Oil prices seen rising as Kenya gears for production

Weatherford engineers at Tullow Oil's Ngamia 1 rig in Turkana, April 5, 2012. Photo/JOSEPH KARIUKI
Weatherford engineers at Tullow Oil's Ngamia 1 rig in Turkana, April 5, 2012. Photo/JOSEPH KARIUKI

World Bank has said oil prices could rise from $37 (Sh3,744) to $41 (Sh4,149) per barrel as oversupply diminishes in 2016.

The gain, if realised, will be a slight relief for Kenya which is expecting to start commercial production of its oil in 2017.

Further, Tullow Oil on Thursday raised the estimates for the country's oil reserves to 750 million barrels from 600 million.

According to World Bank's commodities markets outlook, the crude oil market rebounded from a low of $25 (Sh2,529) per barrel in mid-January to $40 (Sh4,047) per barrel in April.

This followed production disruptions in Iraq and Nigeria and a decline in non-organization of the Petroleum Exporting Countries production, mainly United States shale.

A weaker dollar and improved oil demand sentiment also contributed to the rally.

The rebound would have been higher had OPEC, who are the major oil producers, agreed to a proposed production freeze during a meeting in Doha on April 17.

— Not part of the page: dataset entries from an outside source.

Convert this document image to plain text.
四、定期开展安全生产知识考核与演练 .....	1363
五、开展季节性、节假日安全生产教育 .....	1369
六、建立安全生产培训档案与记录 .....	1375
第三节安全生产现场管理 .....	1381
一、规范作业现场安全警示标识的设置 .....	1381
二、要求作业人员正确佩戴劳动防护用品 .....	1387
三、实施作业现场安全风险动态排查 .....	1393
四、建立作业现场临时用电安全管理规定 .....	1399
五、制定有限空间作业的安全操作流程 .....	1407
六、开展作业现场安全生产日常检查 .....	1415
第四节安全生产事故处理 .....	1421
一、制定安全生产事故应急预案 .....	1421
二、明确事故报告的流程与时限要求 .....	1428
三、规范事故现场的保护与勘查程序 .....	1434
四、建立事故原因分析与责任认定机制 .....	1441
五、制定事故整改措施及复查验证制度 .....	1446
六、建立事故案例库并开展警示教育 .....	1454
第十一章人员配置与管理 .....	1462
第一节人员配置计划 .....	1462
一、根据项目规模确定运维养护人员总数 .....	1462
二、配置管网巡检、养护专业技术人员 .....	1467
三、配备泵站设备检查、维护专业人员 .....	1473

“We expect slightly higher prices for energy commodities over the course of the year as markets rebalance after a period of oversupply,” World Bank's Senior Economist John Baffes said.

Despite the improved sentiment, World Bank said, the oil market remains oversupplied with stocks near record levels.

Higher prices will give Kenya more returns on its oil, which Energy Cabinet secretary Charles Keter says will be transported by road and railway to the Mombasa Port for export.

This follows delays in the construction of proper infrastructure after Uganda pulled out from a deal with Kenya to build a joint pipeline from Hoima, through Lokichar to Lamu.

Kenya has since said it will build the pipeline alone and expects it to be completed in 2021.